Tears of the Kingdom notte

Il gioco nuovamente ci pone dinanzi ad un’ampissima gamma di approcci ai combattimenti e all’esplorazione, lasciate all’inventiva del giocatore, che potrà sperimentare soluzioni diverse alle problematiche più disparate.

La mappa di gioco viene ingrandita su tre livelli, il suolo, il cielo (costellato di piccole isole fluttuanti) ed infine il gigantesco sottosuolo che avrà le medesime dimensioni della mappa principale.

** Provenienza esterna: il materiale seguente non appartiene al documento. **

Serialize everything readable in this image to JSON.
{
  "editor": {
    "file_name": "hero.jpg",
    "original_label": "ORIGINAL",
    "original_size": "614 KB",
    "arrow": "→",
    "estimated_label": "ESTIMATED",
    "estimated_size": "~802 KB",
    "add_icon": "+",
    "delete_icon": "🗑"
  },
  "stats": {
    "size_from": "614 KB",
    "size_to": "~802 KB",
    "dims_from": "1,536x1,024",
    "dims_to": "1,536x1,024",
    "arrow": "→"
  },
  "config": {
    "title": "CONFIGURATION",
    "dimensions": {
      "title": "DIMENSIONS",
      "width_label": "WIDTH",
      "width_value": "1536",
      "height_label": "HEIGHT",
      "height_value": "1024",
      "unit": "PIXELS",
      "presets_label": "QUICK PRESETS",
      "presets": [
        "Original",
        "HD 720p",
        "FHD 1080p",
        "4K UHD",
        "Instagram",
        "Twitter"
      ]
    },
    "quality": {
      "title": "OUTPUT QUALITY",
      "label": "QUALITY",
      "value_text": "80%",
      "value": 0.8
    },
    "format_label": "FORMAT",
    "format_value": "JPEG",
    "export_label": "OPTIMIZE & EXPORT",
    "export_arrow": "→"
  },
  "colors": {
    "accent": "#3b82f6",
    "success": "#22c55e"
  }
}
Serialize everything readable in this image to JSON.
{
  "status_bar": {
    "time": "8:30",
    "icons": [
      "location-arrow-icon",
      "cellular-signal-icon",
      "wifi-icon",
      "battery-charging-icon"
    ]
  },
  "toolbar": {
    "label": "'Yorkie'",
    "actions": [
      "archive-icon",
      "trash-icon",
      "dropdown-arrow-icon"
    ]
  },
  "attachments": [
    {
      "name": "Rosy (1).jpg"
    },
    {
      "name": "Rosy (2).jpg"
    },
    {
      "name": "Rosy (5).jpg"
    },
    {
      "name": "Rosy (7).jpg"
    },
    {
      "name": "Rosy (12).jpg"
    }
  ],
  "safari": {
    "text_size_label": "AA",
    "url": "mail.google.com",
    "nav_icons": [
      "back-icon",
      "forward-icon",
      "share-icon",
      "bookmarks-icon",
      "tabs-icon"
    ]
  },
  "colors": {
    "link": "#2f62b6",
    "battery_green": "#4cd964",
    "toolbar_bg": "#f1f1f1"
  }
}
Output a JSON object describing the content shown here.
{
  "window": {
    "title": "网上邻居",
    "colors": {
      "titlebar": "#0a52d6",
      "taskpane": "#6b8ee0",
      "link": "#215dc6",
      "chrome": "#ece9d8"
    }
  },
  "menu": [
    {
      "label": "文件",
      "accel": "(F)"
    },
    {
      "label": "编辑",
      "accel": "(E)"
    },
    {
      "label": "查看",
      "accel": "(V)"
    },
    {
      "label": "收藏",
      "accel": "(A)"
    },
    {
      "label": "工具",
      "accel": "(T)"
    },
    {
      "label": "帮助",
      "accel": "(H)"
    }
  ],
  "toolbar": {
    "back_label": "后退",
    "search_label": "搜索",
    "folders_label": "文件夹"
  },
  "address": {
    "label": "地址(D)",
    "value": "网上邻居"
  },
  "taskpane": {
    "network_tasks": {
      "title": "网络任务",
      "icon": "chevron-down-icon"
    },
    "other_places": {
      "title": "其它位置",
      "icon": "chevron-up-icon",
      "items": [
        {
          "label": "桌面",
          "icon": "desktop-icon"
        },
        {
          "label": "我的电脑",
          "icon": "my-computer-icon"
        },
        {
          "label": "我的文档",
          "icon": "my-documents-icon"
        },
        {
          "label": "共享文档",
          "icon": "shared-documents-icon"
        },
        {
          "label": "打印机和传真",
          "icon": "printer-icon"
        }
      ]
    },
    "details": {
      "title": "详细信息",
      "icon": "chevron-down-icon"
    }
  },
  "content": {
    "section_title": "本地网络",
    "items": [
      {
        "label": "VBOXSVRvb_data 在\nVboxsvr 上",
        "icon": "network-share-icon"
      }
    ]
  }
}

Un elemento che ho particolarmente apprezzato sono le nuove torri con la quale potremo scoprire i vari pezzi della mappa, che oltre a fungere da osservatori, faranno da colossali trampolini di lancio verso il cielo, aumentando drasticamente la mobilità di Link e l’esplorabilità verticale e orizzontale del titolo.

Al contrario tornano elementi che avrei preferito non avere: prima di tutto gli innumerevoli e tediosi semi korogu con la quale potremo ampliare la borsa delle armi, cosa necessaria vista la veloce deperibilità di spade, archi e scudi. A seguire la scarsa resistenza delle armi che ci costringerà spesso a ricercarne di nuove (migliorate dal compositor che ci permetterà di creare armi specifiche in ogni momento), ed infine i sacrari, nuovamente sparsi per il mondo, che rompono costantemente il ritmo di gioco, sebbene a differenza di BOTW siano spesso più semplici ed immediati.

I campioni (in questo gioco chiamati saggi) fanno a loro volta ritorno, ma vengono totalmente “reworkati”, sia nei poteri che nelle funzioni (ma su questo punto non aggiungerò nient’altro per lasciarvi il piacere di scoprirli da voi).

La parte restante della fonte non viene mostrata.